Which meant the status of the incident was worsening by the minute.
That was confirmed by the next update on the screen. ‘Limb amputation,’ Phil read out. ‘Ouch! Bad day for someone.’ Then he turned to her and said, ‘Sounds like you might be getting your wish.’
9
Hospitals gave Roy Grace the heebie-jeebies and particularly this one. The Royal Sussex County Hospital was where both his parents, at a few years’ interval, had spent most of the last days of their life. His father had died first, at just fifty-five, from bowel cancer. Two years later, when she was only fifty-six, his mother had succumbed to secondaries following breast cancer.
The front façade, a grand Victorian neoclassical edifice with an ugly black metal and glass portico, used to give him the impression of an asylum whose portals you entered once, never to leave.
Stretching out beside it, and up the hill behind the front entrance, was a massive, messy complex of buildings, new and old, low- and high-rise, joined by a seemingly never-ending labyrinth of corridors.
His stomach knotted, he drove his unmarked silver police Ford Focus estate up the hill to the east of the complex and turned into the small parking and turning area for ambulances. Strictly speaking, this area was for emergency vehicles and taxis only, but at this moment he did not care.
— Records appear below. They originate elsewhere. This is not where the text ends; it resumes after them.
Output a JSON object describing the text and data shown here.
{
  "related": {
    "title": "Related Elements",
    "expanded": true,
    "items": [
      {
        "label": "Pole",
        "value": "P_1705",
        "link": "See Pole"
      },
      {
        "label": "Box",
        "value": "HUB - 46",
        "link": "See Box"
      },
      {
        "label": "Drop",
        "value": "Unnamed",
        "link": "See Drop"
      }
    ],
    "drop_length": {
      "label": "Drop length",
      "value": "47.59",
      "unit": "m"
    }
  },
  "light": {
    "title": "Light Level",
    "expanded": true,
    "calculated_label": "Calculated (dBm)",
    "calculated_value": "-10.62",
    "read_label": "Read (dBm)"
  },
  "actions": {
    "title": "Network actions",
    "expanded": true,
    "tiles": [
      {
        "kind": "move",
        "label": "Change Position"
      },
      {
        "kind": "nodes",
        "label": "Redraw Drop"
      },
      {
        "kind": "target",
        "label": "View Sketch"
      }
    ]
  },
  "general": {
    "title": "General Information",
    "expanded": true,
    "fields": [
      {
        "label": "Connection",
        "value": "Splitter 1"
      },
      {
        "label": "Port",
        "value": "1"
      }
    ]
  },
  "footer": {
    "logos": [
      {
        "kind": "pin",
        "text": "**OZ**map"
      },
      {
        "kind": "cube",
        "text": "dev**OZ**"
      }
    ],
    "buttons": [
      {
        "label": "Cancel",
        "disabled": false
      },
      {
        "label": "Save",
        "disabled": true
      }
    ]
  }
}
He pulled the car up to one side, where he wasn’t causing an obstruction, and climbed out into the rain.
He used to pray as a child, but since his late teens Roy had never had any religious convictions. But he found himself praying now, silently, that his darling Cleo and their unborn child were OK.
He ran past a couple of ambulances backed up to the entrance to Accident and Emergency, nodding greetings to a paramedic he knew who was standing beside a NO SMOKING IN HOSPITAL GROUNDS sign, grabbing a cigarette under the awning. Then, bypassing the public entrance, he went in via the paramedics’ emergency doors.
Early in the day it was always quiet in here, in his experience. He saw a youth sitting in a chair, in handcuffs, a thick bandage on his forehead. A woman police officer stood by him, chatting to a nurse. A long-haired man, his face the colour of alabaster, lay on a trolley, staring vacantly at the ceiling. A teenage girl sat on a chair, crying. There was a strong hospital smell of disinfectant and floor polish. Two more paramedics he knew wheeled an empty trolley out past him.